Refinement from the EBM Specification to Implementation

The refinement is in the project ubi-refines-ebm.

The abstraction relation is defined in specification abs and the refinement proofs in the specification refinement.

The refinement between the recovery operations is proven in specification crash-recovery. The theorem basically follows directly from the above observations.

Scala Simulation

Download from here.

The Simulation code is in src/de/uniaugsburg/flashix/:

Package fuse contains the glue code
Package common provides some data types
Package vfs implements the VFS layer on top of afs
Package posix defines a POSIX-like interface as a Scala-Trait

Note that the package might be slightly out of sync with the formal models.

The main class is

de.uniaugsburg.flashix.fuse.Mount

Requirements

Scala (tested with version 2.9.2)
Fuse (tested with version 2.9.1)
Fuse-J (tested with version 2.4-prerelease1)

Included as lib/fuse-j.jar.

Native library only included for x86_64 (sorry).

To build the native library for ix86, download the package from http://sourceforge.net/projects/fuse-j/ as well as the fuse development package.
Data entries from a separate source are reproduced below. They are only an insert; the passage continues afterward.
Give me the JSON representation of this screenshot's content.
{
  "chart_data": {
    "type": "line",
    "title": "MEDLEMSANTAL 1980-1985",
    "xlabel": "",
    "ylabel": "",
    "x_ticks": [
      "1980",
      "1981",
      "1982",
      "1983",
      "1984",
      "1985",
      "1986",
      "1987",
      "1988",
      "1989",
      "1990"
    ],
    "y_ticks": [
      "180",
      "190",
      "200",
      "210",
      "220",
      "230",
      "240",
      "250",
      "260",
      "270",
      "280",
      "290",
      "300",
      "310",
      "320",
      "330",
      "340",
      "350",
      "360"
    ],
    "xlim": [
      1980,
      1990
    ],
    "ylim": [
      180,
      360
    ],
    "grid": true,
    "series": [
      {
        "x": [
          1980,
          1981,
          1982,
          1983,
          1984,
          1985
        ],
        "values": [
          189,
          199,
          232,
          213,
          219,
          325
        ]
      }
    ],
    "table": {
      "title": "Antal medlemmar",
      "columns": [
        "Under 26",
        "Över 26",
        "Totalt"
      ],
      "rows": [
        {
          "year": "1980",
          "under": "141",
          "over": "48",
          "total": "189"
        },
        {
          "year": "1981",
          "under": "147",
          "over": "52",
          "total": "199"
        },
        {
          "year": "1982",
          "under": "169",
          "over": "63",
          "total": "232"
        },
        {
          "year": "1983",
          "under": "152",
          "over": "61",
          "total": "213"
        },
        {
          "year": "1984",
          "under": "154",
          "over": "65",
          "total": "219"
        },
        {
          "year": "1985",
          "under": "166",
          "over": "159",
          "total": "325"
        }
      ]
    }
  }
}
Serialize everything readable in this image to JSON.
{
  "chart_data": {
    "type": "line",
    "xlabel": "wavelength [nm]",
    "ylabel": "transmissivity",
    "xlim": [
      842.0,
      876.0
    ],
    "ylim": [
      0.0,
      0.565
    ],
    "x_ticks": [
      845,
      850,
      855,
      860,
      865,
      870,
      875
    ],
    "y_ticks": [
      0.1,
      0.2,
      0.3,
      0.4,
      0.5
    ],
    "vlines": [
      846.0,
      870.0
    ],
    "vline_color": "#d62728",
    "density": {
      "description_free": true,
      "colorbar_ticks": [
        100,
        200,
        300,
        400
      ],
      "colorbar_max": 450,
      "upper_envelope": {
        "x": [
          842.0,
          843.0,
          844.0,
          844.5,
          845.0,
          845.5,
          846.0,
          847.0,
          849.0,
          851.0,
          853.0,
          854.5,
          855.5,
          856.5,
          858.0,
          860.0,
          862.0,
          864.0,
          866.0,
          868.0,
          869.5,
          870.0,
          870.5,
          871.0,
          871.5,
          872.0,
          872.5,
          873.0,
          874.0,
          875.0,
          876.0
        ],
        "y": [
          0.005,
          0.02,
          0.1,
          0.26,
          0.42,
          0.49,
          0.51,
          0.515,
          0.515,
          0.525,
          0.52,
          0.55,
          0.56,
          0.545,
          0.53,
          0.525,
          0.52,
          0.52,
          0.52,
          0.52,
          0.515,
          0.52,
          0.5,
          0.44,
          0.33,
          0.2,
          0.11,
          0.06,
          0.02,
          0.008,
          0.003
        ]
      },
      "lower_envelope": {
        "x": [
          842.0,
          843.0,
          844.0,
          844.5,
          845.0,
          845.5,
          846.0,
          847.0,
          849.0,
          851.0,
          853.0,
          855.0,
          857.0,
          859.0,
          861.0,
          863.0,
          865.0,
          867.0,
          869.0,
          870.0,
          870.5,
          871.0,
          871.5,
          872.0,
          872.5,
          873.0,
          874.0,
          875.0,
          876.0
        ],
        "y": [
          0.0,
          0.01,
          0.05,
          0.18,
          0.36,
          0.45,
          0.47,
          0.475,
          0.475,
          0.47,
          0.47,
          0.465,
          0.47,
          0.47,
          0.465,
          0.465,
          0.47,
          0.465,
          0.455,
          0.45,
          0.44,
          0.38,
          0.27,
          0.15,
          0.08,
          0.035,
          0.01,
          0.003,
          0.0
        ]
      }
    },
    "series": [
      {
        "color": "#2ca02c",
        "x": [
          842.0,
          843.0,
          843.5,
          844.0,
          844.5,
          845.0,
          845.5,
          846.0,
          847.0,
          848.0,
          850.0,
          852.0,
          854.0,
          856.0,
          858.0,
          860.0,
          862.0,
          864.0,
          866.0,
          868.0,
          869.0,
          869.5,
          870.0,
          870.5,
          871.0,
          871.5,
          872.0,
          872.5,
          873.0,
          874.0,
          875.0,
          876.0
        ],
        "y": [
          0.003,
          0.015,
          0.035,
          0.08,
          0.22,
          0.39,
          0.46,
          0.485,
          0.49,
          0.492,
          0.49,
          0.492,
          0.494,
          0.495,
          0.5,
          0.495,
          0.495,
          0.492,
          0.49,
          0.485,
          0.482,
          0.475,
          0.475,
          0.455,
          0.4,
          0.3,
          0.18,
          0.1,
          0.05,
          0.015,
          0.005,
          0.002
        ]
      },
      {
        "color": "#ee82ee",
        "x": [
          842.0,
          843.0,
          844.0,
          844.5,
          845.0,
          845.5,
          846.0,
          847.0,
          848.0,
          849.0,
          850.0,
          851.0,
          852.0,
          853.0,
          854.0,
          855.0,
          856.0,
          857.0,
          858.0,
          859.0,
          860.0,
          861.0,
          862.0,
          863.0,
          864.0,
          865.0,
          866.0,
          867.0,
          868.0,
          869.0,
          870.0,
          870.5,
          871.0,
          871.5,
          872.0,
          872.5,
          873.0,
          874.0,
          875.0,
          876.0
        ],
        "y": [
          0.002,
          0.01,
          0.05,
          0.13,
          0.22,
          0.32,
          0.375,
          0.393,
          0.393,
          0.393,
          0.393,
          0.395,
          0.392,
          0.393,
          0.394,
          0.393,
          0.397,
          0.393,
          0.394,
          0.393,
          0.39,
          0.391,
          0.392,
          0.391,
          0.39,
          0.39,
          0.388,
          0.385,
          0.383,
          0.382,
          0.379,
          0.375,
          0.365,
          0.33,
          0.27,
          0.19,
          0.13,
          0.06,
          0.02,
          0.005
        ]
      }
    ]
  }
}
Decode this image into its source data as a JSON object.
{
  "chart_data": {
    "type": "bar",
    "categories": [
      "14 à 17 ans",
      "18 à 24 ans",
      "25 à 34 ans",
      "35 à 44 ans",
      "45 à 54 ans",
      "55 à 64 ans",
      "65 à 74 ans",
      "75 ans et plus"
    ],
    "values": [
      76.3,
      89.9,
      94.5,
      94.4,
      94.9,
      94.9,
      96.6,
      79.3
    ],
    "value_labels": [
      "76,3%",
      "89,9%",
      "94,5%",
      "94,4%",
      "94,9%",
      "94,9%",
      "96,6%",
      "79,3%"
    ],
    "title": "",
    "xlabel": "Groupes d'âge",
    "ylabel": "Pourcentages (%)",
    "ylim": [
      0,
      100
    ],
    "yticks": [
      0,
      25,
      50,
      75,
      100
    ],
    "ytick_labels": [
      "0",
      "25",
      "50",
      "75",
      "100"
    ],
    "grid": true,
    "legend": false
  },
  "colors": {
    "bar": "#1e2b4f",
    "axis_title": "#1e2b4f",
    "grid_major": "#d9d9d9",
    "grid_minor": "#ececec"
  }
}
Compile it (ant) and copy

./jni/libjavafs.so

to lib (or lib64 on 64 bit machines, the correct one will be picked automatically).

fuse-j-2.4-prerelease1 has a compile bug with Java 7. You can copy the updated build script files in folder "patch" and the patch to the jni subfolder of fuse to work around this issue.

Build the Simulation

./build.sh

Run the Simulation

./run <mountpoint> [-d]

where specifies the directory to mount and -d optionally enables debug output and prevents forking to background

fusermount -u <mountpoint>

removes the mount (and terminates the simulation). Please note that it's not the other way round, i.e., killing the simulation does not unmount.